After peace came, a few of us had the opportunity of going over the St. Mihiel sector. It is an awful sight; village after village just flat from bombardments, not a person in them for miles and miles. It was all very depressing to me. One of us picked up a Hun rifle and fired at a Hun helmet down the main street of a good sized town and not a soul heard that shot but ourselves.

I went to Metz a few days after the armistice; we crossed the Mozelle river at the Point a Mousson and wend down the east bank. It is a beautiful river but there was ruin everywhere. Metz is a fine city and the Huns had just left there. We secured an excellent meal for $1.25 and nearly everyone was talking Dutch. Wood was used for shoe soles and rope for bicycle tires. A life size statue of the Kaiser was pulled over and children were walking on its head.

Then I went down the east bank of the Meuse from St. Mihiel to Verdun and from there out to the Verden battlefield. Of course, all through this country there is nothing but destruction. Both St. Mihiel and Verdun were nice little cities, really beautiful and the country near them must have been wonderfully beautiful, but it is not so now, everything is completely ruined.

In reference to the battlefield of Verdun, I suppose that during the war 2,000,000 men have been killed there and it looks it. Before the war there were woods, productive fields, and villages there; now nothing for miles and miles but complete ruin, not a tree, not even a stump, not a wall, not a green living thing is left, all has been bombarded into a mass of debris, sprinkled quite well with human skeletons. It all has the appearance of a great, awful, rolling white desert with signs of death everywhere. I could write pages and then you would have little idea of the horribleness of it all. The worst though was the numberless skeletons on top of the ground and in the strangest positions, a half of a skull in a helmet, a pair of shoes with the feet still in them, and I saw men there trying to put those bones together, using them as puzzles, just for the fun of it. And do you know that you cannot tell a Hun skeleton from that of an American or a Frenchman or an Englishman. Well, some Carlyle, two hundred years from now, will show how brainless it all was.

The hills of Verdun have become sacred ground, if the highest human endeavor can make them. Those men died for a great cause, they will not have died in vain if out of and because of this war, war no longer is possible. At home and over here there are people waiting for them to come home. But many of those men, all that is left of them, are lying on the many Verduns of northeastern France, the millions of rats have eaten their flesh, and bombardment after bombardment has blown their bones from shell hole to shell hole. My heart goes out to some sad, lonesome homes-the tragedy of it all, I am so sorry. I hate war.

I have lost some friends over here, fine fellows, they died facing the terrible enemy of civilization. We had worked together, we used to "fall in" in response to the same bugle call, we camped together and ate our mess served from the same kettle, and now they are gone, they have "fallen out" for the last time over here, but for some reason I am not troubled. I feel sure of the reveille yet to be, and my friends will wait for me, then we will "take up the march" and "carry one" from over there.

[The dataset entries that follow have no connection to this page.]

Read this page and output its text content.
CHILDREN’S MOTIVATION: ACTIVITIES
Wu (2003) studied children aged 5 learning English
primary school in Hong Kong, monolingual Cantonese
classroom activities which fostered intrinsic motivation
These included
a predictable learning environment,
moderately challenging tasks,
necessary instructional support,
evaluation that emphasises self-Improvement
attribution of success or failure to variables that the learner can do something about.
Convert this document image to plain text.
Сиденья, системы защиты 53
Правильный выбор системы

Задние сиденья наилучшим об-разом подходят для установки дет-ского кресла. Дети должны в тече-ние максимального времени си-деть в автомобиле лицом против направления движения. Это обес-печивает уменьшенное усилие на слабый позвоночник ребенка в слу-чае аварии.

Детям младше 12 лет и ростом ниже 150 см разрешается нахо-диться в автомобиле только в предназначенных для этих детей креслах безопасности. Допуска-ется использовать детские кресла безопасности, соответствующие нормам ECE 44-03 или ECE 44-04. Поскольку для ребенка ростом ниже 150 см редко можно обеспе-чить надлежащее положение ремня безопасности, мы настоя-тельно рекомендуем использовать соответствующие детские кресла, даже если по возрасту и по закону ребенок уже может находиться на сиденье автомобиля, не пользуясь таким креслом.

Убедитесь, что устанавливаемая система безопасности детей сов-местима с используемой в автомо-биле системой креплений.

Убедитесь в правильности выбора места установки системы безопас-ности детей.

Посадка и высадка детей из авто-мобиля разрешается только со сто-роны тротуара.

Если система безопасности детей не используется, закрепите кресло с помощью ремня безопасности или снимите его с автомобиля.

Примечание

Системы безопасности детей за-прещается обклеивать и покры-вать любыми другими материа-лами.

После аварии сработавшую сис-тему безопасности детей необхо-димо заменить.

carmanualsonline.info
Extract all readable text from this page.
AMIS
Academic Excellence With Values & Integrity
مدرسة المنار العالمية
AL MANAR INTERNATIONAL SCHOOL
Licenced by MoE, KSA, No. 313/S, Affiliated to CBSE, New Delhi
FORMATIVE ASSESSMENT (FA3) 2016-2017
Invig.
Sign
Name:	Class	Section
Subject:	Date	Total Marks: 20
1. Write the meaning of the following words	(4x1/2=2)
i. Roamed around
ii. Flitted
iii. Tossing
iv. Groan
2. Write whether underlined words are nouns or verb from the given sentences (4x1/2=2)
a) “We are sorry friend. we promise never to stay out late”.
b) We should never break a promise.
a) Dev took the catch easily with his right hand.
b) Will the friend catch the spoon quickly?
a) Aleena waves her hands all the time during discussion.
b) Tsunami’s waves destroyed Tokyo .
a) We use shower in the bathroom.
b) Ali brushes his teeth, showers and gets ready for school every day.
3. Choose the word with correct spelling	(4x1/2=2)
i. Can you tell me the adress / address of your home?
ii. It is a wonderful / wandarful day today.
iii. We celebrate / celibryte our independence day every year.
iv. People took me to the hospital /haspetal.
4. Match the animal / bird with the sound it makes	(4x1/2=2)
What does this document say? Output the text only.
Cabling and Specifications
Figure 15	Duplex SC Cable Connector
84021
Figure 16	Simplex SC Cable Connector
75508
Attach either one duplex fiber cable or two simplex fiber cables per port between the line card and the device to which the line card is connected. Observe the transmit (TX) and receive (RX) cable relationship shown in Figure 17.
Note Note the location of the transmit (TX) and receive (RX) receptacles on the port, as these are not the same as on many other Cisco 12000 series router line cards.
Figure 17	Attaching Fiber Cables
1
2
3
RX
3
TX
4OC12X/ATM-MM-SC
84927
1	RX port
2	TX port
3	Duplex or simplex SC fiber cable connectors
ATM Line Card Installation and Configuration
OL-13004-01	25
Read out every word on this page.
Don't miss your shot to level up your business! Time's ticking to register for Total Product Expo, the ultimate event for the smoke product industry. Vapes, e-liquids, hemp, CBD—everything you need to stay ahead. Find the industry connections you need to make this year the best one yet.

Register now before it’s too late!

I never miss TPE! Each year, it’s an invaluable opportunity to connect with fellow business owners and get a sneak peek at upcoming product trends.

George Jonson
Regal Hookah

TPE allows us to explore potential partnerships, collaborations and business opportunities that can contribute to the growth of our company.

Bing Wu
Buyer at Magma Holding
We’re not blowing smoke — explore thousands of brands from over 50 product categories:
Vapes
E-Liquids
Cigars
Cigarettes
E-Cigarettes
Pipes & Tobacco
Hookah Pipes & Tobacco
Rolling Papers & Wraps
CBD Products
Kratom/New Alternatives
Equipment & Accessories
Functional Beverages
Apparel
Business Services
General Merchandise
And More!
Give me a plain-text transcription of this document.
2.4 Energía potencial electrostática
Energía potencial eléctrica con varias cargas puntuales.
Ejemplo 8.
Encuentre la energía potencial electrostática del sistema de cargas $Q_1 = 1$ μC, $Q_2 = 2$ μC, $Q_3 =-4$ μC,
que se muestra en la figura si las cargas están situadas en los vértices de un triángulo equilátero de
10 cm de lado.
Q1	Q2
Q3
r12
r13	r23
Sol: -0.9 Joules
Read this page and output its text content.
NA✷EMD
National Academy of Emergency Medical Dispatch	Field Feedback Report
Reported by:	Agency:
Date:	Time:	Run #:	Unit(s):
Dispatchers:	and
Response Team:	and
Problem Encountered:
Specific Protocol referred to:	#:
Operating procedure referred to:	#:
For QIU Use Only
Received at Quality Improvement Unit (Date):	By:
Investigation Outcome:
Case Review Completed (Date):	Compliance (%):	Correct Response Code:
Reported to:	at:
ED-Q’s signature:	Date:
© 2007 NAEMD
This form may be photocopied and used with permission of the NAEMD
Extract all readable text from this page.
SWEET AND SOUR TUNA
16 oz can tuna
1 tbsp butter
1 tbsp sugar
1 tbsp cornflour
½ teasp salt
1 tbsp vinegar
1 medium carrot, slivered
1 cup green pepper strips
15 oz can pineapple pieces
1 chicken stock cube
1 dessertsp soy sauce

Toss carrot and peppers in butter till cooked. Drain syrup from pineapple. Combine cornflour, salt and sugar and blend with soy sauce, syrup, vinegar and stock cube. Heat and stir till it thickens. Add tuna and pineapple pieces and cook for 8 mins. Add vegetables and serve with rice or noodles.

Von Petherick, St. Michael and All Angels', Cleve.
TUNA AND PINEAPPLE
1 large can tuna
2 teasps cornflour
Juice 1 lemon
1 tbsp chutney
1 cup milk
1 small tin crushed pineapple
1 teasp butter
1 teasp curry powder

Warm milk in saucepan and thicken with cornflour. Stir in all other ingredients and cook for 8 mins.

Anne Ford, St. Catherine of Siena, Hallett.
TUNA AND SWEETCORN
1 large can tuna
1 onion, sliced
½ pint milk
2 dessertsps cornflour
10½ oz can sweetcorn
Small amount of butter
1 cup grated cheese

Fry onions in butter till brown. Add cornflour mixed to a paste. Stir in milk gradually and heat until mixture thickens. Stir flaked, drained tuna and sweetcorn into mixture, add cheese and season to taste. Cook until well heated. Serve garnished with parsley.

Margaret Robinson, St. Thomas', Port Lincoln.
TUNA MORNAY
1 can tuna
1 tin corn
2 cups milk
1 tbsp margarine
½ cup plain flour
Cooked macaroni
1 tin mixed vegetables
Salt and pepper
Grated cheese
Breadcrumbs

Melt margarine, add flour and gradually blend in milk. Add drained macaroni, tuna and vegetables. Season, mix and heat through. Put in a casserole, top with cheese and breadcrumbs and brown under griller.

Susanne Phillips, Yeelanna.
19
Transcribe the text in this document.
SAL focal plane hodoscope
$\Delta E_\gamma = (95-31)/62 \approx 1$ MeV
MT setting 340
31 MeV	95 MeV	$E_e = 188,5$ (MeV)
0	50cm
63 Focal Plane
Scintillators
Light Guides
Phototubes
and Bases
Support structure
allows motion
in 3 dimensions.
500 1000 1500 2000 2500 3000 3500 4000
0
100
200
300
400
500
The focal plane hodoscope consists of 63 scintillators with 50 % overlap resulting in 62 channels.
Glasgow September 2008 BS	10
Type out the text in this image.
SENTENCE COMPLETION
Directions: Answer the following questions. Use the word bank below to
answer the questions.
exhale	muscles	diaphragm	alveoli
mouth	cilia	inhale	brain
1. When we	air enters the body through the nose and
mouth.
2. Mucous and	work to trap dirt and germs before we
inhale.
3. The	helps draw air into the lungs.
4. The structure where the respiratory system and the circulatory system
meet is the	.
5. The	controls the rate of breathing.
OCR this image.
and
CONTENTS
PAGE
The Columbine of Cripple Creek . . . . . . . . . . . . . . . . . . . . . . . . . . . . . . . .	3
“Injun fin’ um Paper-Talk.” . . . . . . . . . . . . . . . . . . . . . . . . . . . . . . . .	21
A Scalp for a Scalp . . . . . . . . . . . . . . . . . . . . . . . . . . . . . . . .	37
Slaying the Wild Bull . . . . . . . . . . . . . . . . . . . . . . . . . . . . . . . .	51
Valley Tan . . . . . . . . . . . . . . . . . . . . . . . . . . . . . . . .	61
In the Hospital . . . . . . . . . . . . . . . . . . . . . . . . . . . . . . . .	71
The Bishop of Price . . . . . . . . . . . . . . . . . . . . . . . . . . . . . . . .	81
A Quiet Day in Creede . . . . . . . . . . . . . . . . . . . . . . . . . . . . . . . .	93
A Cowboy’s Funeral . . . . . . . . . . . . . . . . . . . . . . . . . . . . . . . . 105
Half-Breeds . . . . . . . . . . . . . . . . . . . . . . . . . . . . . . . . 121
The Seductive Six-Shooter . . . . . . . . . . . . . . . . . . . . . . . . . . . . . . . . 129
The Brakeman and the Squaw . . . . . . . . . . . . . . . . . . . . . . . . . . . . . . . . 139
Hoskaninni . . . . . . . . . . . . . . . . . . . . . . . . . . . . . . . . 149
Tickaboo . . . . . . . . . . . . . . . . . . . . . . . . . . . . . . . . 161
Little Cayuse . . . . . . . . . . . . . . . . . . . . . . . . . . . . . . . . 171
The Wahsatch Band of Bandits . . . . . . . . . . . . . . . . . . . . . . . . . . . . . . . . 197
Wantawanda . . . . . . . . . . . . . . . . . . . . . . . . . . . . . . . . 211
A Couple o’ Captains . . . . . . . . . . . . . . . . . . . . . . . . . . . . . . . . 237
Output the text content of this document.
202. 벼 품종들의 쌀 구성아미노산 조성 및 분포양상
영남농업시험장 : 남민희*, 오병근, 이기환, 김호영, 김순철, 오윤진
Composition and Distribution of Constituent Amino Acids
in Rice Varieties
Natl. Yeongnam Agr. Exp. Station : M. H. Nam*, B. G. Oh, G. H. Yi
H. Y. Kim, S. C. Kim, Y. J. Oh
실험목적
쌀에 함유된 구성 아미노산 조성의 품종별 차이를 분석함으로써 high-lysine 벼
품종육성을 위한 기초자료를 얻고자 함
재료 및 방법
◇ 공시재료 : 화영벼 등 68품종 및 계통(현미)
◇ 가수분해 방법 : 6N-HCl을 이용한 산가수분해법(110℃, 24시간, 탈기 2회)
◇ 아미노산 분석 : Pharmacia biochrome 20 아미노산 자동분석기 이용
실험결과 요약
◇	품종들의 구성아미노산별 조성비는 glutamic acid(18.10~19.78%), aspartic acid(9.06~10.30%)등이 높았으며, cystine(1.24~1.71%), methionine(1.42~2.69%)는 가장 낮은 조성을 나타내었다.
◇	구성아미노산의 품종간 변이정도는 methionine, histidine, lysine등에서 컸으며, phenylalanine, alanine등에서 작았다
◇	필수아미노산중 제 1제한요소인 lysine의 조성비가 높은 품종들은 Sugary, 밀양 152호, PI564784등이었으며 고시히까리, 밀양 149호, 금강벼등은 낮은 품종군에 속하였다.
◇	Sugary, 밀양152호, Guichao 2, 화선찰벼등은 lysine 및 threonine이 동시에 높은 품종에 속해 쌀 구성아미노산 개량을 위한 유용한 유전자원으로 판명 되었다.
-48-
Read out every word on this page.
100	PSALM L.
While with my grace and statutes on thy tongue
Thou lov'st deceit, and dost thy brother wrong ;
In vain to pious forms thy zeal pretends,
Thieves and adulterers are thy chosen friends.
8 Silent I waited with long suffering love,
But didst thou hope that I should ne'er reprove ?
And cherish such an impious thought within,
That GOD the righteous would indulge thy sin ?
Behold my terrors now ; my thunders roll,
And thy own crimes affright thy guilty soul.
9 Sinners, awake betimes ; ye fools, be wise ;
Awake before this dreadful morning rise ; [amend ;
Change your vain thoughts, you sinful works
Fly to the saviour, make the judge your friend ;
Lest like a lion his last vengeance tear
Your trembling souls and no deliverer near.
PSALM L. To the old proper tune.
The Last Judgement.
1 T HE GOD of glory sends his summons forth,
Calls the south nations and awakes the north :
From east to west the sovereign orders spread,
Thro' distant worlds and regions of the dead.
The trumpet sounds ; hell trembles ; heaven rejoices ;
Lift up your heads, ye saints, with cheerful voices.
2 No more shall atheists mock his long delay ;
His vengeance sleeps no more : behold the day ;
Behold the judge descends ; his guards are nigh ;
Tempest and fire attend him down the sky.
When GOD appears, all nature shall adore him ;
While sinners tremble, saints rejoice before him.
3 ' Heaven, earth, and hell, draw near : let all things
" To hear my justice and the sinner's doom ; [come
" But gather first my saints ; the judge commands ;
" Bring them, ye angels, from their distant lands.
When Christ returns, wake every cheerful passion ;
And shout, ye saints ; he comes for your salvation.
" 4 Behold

We are now located at Bonnet, near Toul. We have been here for a month. We do not know how long we will be here or where we will go from here. We really know little or nothing about when we will be home, but it is about all I am thinking about and all the little reports are listened to with great interest.

What a wonderful thing for me my home coming is going to be, with Blanche and little Mary, whom I hardly know. I think we are going to live in Boone, at least we hope so, I have planned on my office there.

Please pardon this long letter. I did not mean to write so much. It is not all elegant. I have not tried to make it such. I was not writing about an elegant subject. I have not used my imagination. I have just tried to tell you a little of what a real battlefield looks like and means."